01 - Preheat the oven to 400°F.
02 - Place cherry tomatoes, sun-dried tomatoes, garlic, and 2 tablespoons olive oil into a large ovenproof baking dish. Season generously with salt, black pepper, dried oregano, and crushed red pepper flakes if desired, then toss to combine.
03 - Nestle the block of feta cheese in the center of the baking dish amongst the vegetables. Drizzle 1 tablespoon olive oil over the feta and lightly season with pepper.
04 - Transfer the dish to the oven and bake for 25 to 30 minutes, until tomatoes have burst and feta is soft and golden at the edges.
05 - Meanwhile, heat a large skillet over medium heat. Add 1 tablespoon olive oil and the sliced onions.

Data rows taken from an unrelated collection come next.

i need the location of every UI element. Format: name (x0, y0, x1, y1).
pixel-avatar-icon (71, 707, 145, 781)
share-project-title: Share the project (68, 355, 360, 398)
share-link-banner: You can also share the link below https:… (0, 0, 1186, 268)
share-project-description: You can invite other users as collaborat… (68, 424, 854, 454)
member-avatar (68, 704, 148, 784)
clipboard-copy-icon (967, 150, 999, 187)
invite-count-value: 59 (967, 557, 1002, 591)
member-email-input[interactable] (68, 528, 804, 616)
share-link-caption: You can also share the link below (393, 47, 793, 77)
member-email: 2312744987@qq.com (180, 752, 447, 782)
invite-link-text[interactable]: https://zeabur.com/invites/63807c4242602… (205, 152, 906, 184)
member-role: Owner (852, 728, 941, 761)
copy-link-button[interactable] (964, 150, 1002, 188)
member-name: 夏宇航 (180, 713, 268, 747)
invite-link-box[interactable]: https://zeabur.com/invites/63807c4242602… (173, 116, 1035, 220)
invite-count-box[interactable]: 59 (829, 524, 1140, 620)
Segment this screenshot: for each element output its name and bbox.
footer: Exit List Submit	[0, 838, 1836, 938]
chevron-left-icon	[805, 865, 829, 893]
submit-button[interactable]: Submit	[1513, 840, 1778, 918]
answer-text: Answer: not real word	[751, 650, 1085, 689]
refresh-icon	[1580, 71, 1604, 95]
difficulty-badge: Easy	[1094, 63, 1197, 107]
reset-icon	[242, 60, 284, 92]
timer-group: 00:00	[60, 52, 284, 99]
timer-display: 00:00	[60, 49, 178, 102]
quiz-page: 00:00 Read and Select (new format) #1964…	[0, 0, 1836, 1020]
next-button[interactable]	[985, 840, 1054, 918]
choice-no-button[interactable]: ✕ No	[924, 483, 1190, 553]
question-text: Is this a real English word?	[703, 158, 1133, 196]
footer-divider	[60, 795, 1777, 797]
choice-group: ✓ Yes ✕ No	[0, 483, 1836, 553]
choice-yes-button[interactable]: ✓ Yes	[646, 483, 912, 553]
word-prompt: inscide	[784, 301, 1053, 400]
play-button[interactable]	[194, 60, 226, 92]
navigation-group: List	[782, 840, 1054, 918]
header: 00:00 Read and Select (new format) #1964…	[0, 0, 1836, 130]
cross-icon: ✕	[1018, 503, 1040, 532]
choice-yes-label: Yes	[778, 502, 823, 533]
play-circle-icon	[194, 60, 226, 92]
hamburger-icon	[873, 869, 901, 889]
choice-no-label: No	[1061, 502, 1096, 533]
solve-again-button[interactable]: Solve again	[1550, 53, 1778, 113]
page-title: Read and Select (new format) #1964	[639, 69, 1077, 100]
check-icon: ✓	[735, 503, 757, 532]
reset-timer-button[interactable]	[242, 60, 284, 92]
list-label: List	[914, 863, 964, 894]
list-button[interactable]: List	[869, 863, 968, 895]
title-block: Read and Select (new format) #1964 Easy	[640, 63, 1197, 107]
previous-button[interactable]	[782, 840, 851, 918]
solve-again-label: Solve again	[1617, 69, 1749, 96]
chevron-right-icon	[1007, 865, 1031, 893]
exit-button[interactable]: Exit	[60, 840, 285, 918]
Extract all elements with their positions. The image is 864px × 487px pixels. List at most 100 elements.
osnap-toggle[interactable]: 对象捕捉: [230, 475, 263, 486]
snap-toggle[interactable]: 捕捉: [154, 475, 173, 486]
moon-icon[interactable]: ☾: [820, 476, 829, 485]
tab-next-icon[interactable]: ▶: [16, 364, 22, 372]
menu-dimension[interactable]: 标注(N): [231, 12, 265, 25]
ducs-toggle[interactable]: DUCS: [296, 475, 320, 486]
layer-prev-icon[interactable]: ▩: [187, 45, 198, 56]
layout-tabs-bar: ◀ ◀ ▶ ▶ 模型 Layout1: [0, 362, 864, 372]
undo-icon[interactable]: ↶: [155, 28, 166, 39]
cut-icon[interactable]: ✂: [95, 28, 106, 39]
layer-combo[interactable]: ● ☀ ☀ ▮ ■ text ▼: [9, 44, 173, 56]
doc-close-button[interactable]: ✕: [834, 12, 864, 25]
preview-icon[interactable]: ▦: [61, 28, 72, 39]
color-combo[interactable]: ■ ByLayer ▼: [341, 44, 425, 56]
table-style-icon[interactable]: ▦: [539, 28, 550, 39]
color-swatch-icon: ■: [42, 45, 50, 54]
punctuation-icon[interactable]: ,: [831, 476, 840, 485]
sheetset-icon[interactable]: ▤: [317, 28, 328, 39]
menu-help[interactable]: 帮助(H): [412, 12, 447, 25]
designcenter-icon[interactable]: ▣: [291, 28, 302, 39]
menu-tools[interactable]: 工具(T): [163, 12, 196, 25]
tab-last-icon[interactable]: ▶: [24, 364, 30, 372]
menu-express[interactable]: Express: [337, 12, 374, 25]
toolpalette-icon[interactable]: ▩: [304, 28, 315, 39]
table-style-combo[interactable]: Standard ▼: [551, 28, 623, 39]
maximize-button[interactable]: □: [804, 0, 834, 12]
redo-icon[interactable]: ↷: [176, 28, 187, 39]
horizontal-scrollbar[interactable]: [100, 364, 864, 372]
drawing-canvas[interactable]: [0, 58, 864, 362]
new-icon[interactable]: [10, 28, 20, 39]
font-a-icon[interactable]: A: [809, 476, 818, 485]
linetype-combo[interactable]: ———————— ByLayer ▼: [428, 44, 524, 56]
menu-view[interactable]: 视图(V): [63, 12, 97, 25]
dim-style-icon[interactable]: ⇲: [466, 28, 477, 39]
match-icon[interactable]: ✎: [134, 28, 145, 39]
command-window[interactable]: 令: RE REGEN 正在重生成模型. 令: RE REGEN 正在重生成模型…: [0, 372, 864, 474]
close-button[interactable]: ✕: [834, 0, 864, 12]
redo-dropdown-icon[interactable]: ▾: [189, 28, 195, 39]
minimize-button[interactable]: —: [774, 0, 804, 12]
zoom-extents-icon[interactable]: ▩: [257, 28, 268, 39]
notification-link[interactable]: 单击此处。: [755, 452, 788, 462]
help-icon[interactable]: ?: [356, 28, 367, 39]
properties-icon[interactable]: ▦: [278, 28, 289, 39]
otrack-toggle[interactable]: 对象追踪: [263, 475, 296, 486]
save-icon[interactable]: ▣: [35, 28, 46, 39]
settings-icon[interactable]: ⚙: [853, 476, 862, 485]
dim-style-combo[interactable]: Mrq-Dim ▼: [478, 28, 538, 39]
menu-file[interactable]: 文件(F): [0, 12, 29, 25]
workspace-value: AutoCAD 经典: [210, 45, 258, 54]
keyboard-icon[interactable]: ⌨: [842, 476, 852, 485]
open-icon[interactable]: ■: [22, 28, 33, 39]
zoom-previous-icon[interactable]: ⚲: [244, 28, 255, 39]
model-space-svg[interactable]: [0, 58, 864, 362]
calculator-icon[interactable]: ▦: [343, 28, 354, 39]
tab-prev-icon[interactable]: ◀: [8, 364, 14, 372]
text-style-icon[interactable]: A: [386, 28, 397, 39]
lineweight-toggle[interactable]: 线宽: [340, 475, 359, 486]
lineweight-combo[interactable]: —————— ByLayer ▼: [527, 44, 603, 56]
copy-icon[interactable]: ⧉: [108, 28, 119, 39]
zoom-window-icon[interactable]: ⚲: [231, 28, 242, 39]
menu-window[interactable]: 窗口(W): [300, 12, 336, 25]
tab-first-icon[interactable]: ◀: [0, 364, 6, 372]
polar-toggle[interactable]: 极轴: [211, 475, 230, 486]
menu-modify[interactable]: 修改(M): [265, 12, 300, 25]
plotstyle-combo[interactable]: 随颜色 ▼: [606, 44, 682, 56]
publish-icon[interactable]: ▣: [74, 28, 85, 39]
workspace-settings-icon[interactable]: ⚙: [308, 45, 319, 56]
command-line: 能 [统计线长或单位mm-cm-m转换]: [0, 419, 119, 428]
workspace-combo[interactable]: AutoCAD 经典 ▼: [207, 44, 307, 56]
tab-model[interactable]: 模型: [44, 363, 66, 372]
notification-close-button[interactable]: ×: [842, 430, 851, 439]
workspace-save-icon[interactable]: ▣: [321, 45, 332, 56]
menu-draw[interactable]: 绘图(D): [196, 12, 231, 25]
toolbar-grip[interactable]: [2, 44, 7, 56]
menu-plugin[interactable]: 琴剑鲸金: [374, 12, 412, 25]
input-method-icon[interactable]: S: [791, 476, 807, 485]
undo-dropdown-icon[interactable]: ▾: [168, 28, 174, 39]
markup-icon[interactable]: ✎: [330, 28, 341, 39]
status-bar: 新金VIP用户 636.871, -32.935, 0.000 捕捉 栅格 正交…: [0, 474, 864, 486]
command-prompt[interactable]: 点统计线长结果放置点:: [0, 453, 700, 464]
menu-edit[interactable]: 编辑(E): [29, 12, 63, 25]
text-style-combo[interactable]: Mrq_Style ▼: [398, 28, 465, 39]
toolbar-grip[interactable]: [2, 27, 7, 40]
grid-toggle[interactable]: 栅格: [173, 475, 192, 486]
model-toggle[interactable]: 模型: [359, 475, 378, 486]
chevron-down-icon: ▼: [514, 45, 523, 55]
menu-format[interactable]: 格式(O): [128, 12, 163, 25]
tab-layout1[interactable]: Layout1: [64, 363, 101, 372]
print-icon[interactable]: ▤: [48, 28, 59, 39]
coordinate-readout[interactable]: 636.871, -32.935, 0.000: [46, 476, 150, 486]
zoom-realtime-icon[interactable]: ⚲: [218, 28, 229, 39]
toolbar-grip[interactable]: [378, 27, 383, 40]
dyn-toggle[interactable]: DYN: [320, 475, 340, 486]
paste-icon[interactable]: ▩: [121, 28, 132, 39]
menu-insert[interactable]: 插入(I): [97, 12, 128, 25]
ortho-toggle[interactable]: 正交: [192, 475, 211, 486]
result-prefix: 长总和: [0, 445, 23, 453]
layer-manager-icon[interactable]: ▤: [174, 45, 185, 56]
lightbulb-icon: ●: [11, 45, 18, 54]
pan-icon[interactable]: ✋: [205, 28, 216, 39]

Cook, stirring occasionally, for 15 to 20 minutes until deeply caramelized and golden brown, then set aside.
06 - While onions are caramelizing, cook the pasta in a large pot of salted boiling water according to package instructions until al dente. Reserve 1/2 cup pasta cooking water, then drain.
07 - Remove baking dish from oven. Add caramelized onions and chopped basil to the dish. Stir well, breaking up the feta to form a creamy sauce.
08 - Add cooked pasta to the dish and toss gently until coated. Add reserved pasta water gradually for a smoother sauce if desired.
09 - Serve immediately, garnished with additional basil and a drizzle of olive oil as desired.